Победа над Хэмфри в двух штатах, успех на предварительных выборах еще в пяти выдвинули Кеннеди на первое место. Он на глазах уверенно набирал темпы. Плеяда старых политиков с сокрушенными сердцами следила за возвышением молодого, верные соратники которого уже занялись массовой обработкой будущих делегатов конвента. Г. Трумэн слабым старческим голосом воззвал к Кеннеди: «Выйдите из игры, уступите место кому-нибудь более зрелому политически и более опытному». Экс-президент отказался поехать делегатом на конвент, где «все предрешено». В ответ Кеннеди на пресс-конференции в Нью-Йорке заявил, что Белый дом нуждается «в силе, здоровье и энергии», и начисто отверг возводимый на семью поклеп, будто бы она «оказывает несносное давление» на делегатов конвента.
В ходе предварительных выборов в основном упало препятствие, считавшееся серьезным, – принадлежность кандидата к католической церкви. Он высмеивал как чепуху, что лояльность к Риму может стоять выше приверженности к США. Это поняли, хотя случались и курьезные эпизоды. В штате Индиана религиозные ханжи, называвшие себя объединением индианских баптистов, проведя ночь в молитвах, утром явились к Дж. Кеннеди и предложили ему резолюцию: «Решено, что президент-католик не может беспристрастно защищать конституцию и способствовать благу США, оставаясь верным своей религии». Кеннеди невозмутимо принял резолюцию, а на пресс-конференции в который раз повторил: «Лица, вручившие мне документ, могут придерживаться своих взглядов, но я также верю в первую поправку к конституции, предусматривающую отделение церкви от государства», а «также в статью шестую, предусматривающую, что при избрании на государственные посты не должно быть никаких ограничений по религиозным основаниям». В общем, утверждал американский знаток вопроса, подтвердилось, что «Кеннеди никогда не проявлял особого интереса к католической вере».

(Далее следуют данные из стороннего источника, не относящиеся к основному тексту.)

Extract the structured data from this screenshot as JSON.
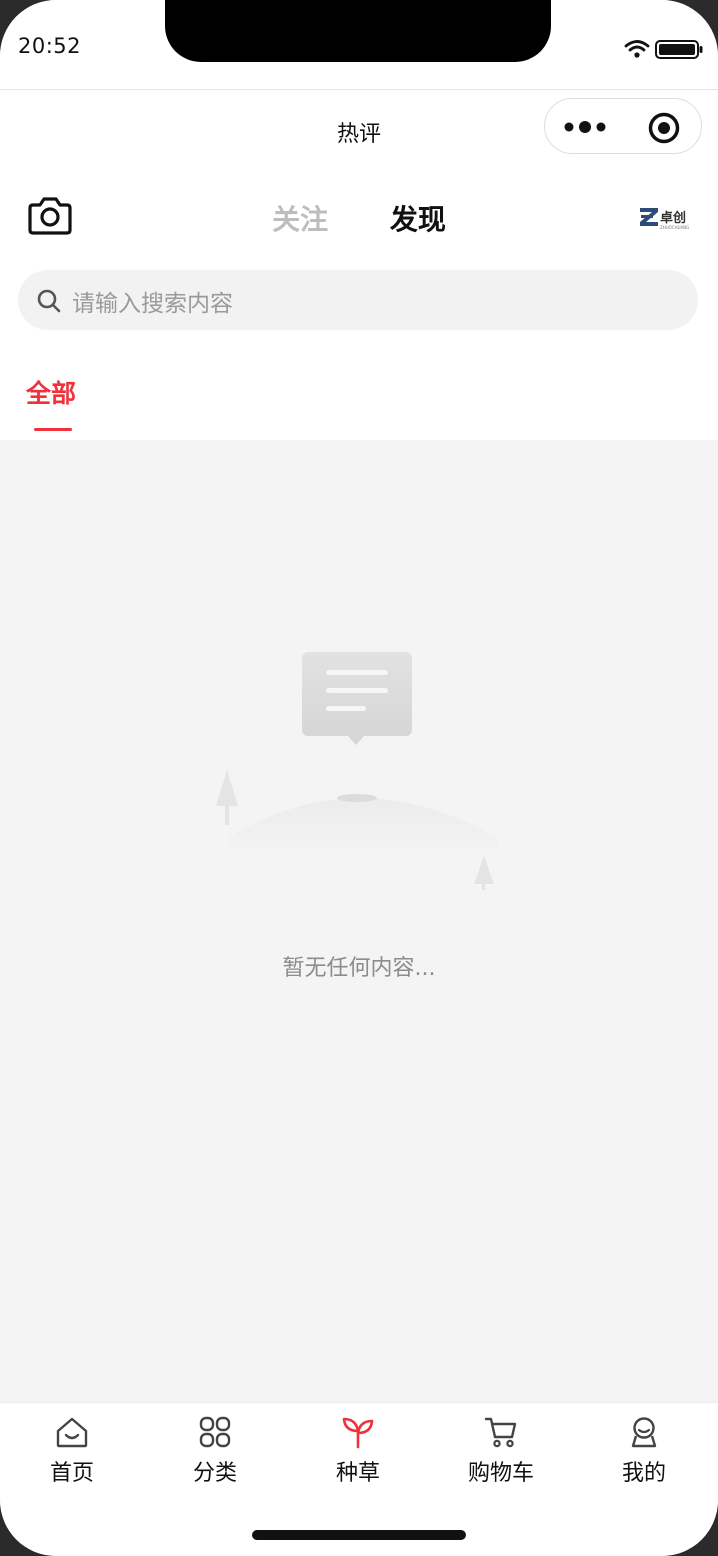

Тут нахлынули международные события: 1 мая 1960 года над Советским Союзом был сбит самолет-шпион У-2, правительство Эйзенхауэра сорвало совещание в верхах в Париже. Наглая ложь американских руководителей о полете У-2 выставила США к позорному столбу. Реакция в стране была очень острой, и Кеннеди не мог оставаться в стороне от возникших споров, на время смешавших рассчитанный ход избирательной кампании. Кеннеди довольно сбивчиво заметил, что президент «допустил, что риск войны зависит от отказа двигателя» (тогда в США никак не могли поверить, что высотный У-2 был сбит советской зенитной ракетой), а Эйзенхауэр мог бы «выразить сожаление» по поводу полетов У-2, если от этого зависело проведение совещания в верхах. Следовательно, принести извинения, что и требовало Советское правительство. Это навлекло на него свирепый гнев не только республиканцев, но и партийных собратьев.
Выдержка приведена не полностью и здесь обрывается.